Lars-Ola Damm has for more than 15 years been employed by Ericsson, which is one of the largest ICT companies in the world. There he has had several roles, including software development assignments, driving global process improvement initiatives, and various management positions. He has during this time also been active in several research collaboration projects between Ericsson and academia. Currently, he is line responsible for a software product that is a core application in the mobile network, managing transactions for almost 2 billion subscribers world-wide.
Furthermore, he has a Ph.D. in the field of Software Engineering, including a number of published empirical studies. The key focus of the thesis was the proposal of a quality measurement approach that also became widely adopted throughout the company.
Lessons learnt from industry-academia collaboration on global software engineering.

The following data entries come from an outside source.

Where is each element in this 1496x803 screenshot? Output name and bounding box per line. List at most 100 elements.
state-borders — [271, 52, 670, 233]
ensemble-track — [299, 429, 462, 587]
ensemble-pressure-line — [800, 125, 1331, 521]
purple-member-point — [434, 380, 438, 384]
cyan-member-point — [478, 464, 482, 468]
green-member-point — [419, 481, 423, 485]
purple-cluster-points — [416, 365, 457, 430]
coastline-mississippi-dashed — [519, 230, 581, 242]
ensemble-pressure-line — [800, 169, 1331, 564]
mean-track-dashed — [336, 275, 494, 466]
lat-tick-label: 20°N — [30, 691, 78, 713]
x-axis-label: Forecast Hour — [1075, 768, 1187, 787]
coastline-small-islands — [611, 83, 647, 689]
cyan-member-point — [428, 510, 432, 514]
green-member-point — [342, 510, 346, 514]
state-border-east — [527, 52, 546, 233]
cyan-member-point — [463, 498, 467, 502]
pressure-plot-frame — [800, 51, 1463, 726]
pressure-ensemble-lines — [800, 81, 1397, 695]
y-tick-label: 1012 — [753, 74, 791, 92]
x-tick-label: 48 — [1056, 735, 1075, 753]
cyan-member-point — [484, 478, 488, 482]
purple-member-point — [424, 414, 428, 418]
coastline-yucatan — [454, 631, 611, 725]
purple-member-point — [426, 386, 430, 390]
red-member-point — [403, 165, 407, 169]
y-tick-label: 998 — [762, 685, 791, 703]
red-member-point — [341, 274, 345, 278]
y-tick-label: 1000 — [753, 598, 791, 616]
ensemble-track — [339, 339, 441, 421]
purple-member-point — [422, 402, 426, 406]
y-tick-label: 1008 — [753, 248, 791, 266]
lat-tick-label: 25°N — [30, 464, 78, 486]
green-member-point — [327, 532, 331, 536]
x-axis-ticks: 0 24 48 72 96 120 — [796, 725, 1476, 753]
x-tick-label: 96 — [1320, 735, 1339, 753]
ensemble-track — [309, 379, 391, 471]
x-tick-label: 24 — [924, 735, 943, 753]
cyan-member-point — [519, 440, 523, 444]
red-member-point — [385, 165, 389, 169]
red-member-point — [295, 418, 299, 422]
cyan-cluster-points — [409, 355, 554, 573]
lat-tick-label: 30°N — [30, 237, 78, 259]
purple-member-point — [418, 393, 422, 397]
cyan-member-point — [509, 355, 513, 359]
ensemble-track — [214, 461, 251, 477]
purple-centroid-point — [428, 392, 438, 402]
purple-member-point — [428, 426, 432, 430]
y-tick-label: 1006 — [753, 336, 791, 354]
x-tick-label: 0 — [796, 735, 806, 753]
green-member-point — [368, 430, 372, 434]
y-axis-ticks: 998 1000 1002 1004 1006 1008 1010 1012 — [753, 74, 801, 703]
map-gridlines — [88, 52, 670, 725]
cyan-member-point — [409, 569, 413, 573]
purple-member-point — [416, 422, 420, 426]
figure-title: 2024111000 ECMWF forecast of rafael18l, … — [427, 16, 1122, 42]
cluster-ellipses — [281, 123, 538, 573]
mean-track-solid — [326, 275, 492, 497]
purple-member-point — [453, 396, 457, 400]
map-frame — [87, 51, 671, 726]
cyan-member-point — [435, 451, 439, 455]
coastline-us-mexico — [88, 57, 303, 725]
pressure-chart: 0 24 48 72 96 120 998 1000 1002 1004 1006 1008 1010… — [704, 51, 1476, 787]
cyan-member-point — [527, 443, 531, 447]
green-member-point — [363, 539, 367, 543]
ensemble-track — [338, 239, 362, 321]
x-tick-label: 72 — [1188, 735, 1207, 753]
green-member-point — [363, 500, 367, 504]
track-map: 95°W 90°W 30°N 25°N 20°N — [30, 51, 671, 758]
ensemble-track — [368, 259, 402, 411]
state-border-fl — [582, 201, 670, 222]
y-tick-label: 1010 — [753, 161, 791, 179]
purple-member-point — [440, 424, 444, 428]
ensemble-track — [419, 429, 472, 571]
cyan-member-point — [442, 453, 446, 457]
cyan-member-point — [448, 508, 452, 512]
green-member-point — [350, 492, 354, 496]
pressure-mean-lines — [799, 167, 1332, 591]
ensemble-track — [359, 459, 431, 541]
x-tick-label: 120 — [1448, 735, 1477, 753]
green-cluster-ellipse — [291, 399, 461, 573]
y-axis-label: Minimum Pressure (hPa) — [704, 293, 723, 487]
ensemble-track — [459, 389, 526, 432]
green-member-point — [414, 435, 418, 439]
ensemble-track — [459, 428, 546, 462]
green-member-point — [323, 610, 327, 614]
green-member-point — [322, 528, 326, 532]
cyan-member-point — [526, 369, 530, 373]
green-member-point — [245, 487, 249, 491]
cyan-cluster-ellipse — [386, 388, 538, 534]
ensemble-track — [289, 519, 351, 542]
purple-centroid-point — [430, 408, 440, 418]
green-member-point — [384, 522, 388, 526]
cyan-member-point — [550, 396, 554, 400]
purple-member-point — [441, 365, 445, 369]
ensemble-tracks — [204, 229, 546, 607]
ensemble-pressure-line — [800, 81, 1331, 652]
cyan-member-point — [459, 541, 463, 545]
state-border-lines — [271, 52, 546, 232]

Ericsson has collaborated with academia regarding research on Global Software Engineering (GSE) over the last 8 years. The key focus of the research has been to evaluate different strategies to distributing software development across multiple geographical locations. The results include guidelines and lessons learned on software transfers and distributed development. Furthermore, case studies have been conducted to determine how efficient different strategies are. This talk will summarize this research from an industry-partner perspective. It will also provide some recommendations on considerations for researchers to make to be successful with industrial case studies.
Gudrun Svensson Ph.D, is senior lecturer in Swedish as a second language at the Linnaeus University in Växjö. For many years she taught Swedish as a second language, Swedish and English at upper secondary level. At present she is active in teacher training, in-service training and skills development in the field.
Doctor Svensson has done research into linguistic variation in multilingual environments but today she aims her research at in-field studies of mutlilingualism in cooperation with teachers and students. An increasing focus for her studies is translanguaging as an element in all school subjects.
Based on research into successful learning of a second language she is also involved in the development of digital learning tools in Swedish as a second language.
Translanguaging space in an educational game.
The educational adventure game Sweet City is developed by Universal Learning Games in cooperation with Gudrun Svensson, a language researcher at the Linnaeus University.
The linguistic construction of the game emanates from two language learning principles, Total Physical Response (Asher 1988) implemented in the game through an avatar that gives the learner the opportunity to monitor his or her own learning, and Translanguaging (i.e. Williams 1996) with the concept that all languages that an individual has access to are part of a common well of linguistic experiences. Thus, all linguistic development relies on previous experience which is a support for learning and memory.
In Sweet City this support is implemented by the opening of labels with key words and central concepts that are tied to phenomena in the game, and can be used by the player to create meaning and perform the required assignments. By doing this, languages and actions are closely tied to each other.
Game play is designed for receptive language ability with oral and written dialogues that are to be listened to and read in order to perform assigned quests. The dialogues can be repeated and the player can choose support from labels with heritage languages common in Swedish schools: Tigrinya, Arabic, Dari, Somali and also the widespread English. As in all adventure games there are dangers to overcome, problems to solve, items to sell and buy, points and money to earn. There is a special display where the student, the teacher and a researcher can monitor the use of labels, time spent, repetitions, performed actions and the results of special check points which hint at the student’s overall comprehension of the story in the game.
Baldvin Gislason Bern
Baldvin Gislason Bern is a Research and Development Expert at Axis Communications, where he works mainly with test strategies and improvement activities. Past experiences include heading teams of engineers from Bosch, Panasonic, Siemens and Sony in creating API standards for physical security devices such as security cameras and physical access control systems. Baldvin is currently involved in the Software Center research collaboration, where companies cooperate with universities on software engineering research aimed at improving the development practices of the companies.
From theory to practice – Experiences of industry-academia collaboration from Axis Communications
The differences between academia and industry can pose a challenge for industry to apply research to their way of working. Axis has, ever since it was founded in a university dorm room in 1984, had close cooperation with academia. In his talk, Baldvin will talk about Axis’ experience with industry-academia collaboration; the successes, the disappointments and what we see as a way forward.